Mariana Gonzáles, la fille aînée d'Edmundo Gonzáles Urrutia, a dénoncé ce lundi des extorsions visant à obtenir la libération de son mari, Rafael Tudares. Ce dernier est emprisonné depuis un an et deux semaines. Tudares est devenu un symbole du terrorisme d'État pratiqué par la révolution bolivarienne.
Il a été arrêté alors qu'il conduisait ses enfants à l'école, simplement en raison de son lien familial avec un diplomate exilé à Madrid. Cette arrestation visait à intimider Edmundo quelques jours avant la cérémonie d'investiture présidentielle prévue le 10 janvier.

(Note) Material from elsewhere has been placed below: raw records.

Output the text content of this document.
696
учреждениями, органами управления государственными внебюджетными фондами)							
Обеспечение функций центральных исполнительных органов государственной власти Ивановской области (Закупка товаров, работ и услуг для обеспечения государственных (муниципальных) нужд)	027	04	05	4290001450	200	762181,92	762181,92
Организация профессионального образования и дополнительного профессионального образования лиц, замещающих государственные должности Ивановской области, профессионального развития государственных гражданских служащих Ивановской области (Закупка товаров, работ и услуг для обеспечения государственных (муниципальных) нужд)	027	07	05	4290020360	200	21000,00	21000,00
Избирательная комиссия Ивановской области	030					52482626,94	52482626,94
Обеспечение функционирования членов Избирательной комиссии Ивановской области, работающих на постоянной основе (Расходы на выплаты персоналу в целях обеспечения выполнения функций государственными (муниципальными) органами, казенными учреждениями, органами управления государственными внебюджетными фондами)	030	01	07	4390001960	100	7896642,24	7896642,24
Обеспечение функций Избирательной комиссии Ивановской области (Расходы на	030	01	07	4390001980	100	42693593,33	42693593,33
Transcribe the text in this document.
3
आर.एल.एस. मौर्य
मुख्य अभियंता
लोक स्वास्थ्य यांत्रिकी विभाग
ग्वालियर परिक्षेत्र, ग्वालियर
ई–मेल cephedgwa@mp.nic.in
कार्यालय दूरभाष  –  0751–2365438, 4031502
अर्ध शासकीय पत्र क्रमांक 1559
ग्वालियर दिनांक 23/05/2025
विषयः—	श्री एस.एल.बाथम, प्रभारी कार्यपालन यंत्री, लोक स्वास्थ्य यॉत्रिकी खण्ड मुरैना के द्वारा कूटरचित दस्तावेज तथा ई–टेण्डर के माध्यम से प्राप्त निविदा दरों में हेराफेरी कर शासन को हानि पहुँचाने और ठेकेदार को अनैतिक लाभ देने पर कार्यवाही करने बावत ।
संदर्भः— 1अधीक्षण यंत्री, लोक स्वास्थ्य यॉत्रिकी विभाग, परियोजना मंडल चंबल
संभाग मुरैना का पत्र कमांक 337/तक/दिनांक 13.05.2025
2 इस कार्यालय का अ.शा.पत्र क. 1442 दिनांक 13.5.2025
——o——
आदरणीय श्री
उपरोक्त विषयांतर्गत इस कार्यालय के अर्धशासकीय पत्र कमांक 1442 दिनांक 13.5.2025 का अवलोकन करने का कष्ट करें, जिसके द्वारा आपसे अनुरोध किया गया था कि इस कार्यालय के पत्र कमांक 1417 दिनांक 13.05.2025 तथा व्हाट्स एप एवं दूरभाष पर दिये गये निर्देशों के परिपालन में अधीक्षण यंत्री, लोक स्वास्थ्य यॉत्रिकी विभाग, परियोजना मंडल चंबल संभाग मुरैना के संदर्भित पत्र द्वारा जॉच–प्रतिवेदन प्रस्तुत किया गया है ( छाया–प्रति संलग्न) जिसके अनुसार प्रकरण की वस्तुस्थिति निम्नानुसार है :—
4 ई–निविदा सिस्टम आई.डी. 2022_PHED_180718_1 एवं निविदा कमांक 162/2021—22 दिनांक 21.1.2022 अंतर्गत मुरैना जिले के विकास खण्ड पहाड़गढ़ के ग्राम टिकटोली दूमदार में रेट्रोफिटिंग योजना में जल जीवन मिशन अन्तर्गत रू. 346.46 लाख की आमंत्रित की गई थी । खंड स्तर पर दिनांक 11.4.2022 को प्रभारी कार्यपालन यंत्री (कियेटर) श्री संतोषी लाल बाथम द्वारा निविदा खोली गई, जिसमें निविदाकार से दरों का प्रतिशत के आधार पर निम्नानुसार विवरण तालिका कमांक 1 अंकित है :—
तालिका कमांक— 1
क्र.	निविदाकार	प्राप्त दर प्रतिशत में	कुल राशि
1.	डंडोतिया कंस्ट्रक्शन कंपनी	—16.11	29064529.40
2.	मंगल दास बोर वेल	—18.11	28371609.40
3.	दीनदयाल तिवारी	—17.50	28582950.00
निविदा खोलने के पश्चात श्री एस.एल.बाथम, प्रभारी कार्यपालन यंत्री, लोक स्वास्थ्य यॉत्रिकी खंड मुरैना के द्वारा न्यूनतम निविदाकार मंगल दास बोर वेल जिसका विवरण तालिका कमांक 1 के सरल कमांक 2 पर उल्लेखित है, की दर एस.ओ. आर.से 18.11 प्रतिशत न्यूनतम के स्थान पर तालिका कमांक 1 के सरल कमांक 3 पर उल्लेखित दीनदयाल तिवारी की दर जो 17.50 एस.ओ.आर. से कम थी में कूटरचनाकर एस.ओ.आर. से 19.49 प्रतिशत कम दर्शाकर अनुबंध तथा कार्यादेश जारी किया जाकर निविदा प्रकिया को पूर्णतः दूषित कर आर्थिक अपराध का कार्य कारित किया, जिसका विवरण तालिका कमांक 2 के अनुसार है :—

Gonzáles a précisé que ces extorsions ont eu lieu dans des lieux diplomatiques, notamment des ambassades et des bureaux d'organisations qui prétendent défendre les droits humains. Elle a déclaré qu'elle ne pouvait pas identifier les extorqueurs, mais a mentionné des liens avec des autorités de ce pays.
Elle a également évoqué des individus se présentant comme des représentants d'organismes importants. Selon elle, il lui a été demandé de convaincre son père de renoncer à sa lutte pour que Rafael puisse retrouver sa liberté.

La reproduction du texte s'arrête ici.